A second risk to consider would be regarding the advancement of gene therapy DTX401 for the treatment of patients with glycogen storage disease type Ia or GSDIa. Full data is expected to be shown from the released phase 3 study and there is no assurance that the market will react to this data appropriately, for starters. In addition, it is the goal of this company to be able to file for regulatory approval of DTX401 for the treatment of this patient population next year. There is no guarantee that a trial of this caliber will be enough to file for such regulatory approval for this gene therapy.
A third risk to consider would be in terms of the development of GTX-102, which is an antisense oligonucleotide [ASO] therapy being used to treat patients with Angelman Syndrome. Positive phase 1/2 results were released using this ASO to treat this patient population back on April 15th of 2024. The goal is to meet with the FDA in mid-2024 to discuss the potential of initiating a phase 3 study for this program, and for such a late-stage study to begin before the end of this year. There is no guarantee that the FDA meeting will go well, nor that it will allow Ultragenyx to initiate a phase 3 study using GTX-102 to treat these patients with Angelman Syndrome.
The fourth and final risk to consider would be in terms of the financial position that it is in. The reason why I state that is because, as I have shown above with its 10-Q SEC Filing, it believes that it only has enough cash on hand to fund its operations for at least the next 12 months. This means that it will likely need to raise cash in the coming months.

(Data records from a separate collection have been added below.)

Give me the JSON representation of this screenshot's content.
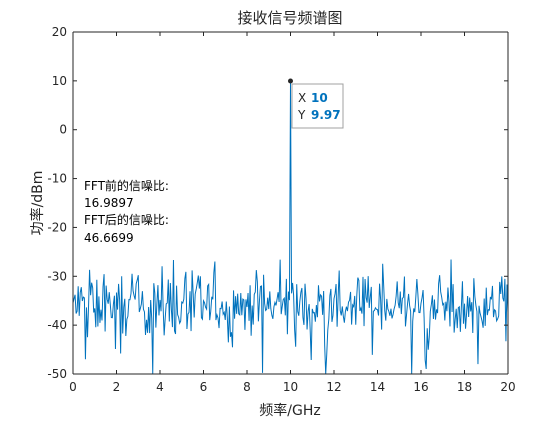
{
  "chart_data": {
    "type": "line",
    "title": "接收信号频谱图",
    "xlabel": "频率/GHz",
    "ylabel": "功率/dBm",
    "xlim": [
      0,
      20
    ],
    "ylim": [
      -50,
      20
    ],
    "x_ticks": [
      "0",
      "2",
      "4",
      "6",
      "8",
      "10",
      "12",
      "14",
      "16",
      "18",
      "20"
    ],
    "y_ticks": [
      "20",
      "10",
      "0",
      "-10",
      "-20",
      "-30",
      "-40",
      "-50"
    ],
    "grid": false,
    "line_color": "#0072BD",
    "peak": {
      "x": 10,
      "y": 9.97
    },
    "noise_floor_mean": -36,
    "noise_floor_range": [
      -50,
      -25
    ],
    "datatip": {
      "x_label": "X",
      "x_value": "10",
      "y_label": "Y",
      "y_value": "9.97"
    },
    "annotations": [
      "FFT前的信噪比:",
      "16.9897",
      "FFT后的信噪比:",
      "46.6699"
    ]
  }
}
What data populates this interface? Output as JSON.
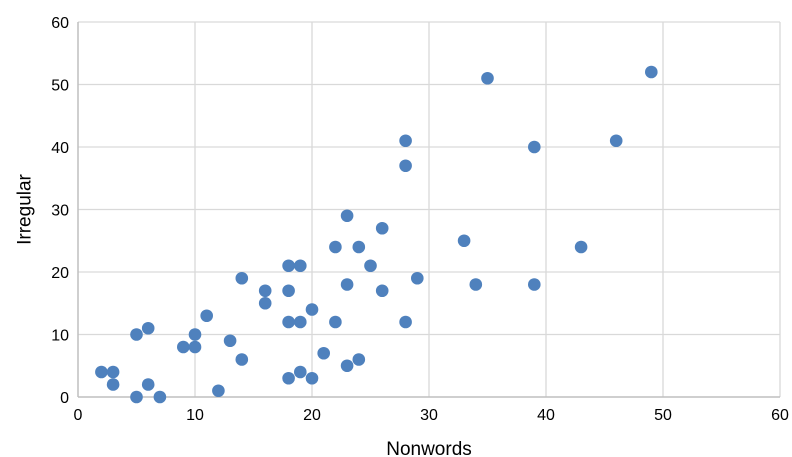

It could decide to tap into its ATM Sales Agreement with Cowen, which has an aggregate amount of $350 million to be sold, or it could just enact another financial transaction with better terms.
Conclusion
Ultragenyx Pharmaceutical is in good shape because it has already received regulatory approvals for a few of its products from its pipeline. It had generated Crysvita revenue of $83 million and Dojolvi revenue of $16 million. Combined in Q1 of 2024, it posted revenues of $109 million, which was an 8% increase from the same time period in the year prior. I believe that investors might be able to benefit from this name because within a 1-year period, there are several milestones that are expected to be released from its pipeline.
The first of which is the use of setrusumab for the treatment of patients with osteogenesis imperfecta, which is being explored in a few studies. More importantly, it would be a good idea to keep an eye on the interim analysis to be done from the ongoing phase 3 Orbit study. Plus, the additional data coming from the prior phase 2 portion of this very same study in 2024.
Another promising program would be the development of gene therapy DTX-401 for the treatment of patients with Glycogen Storage Disease 1a [GSDIa]. The bottom-line is that patients who were given this form of treatment were able to achieve a statistically significant reduction in daily cornstarch intake at Week 48 with a p-value of p<0.0001 with maintenance of glucose control.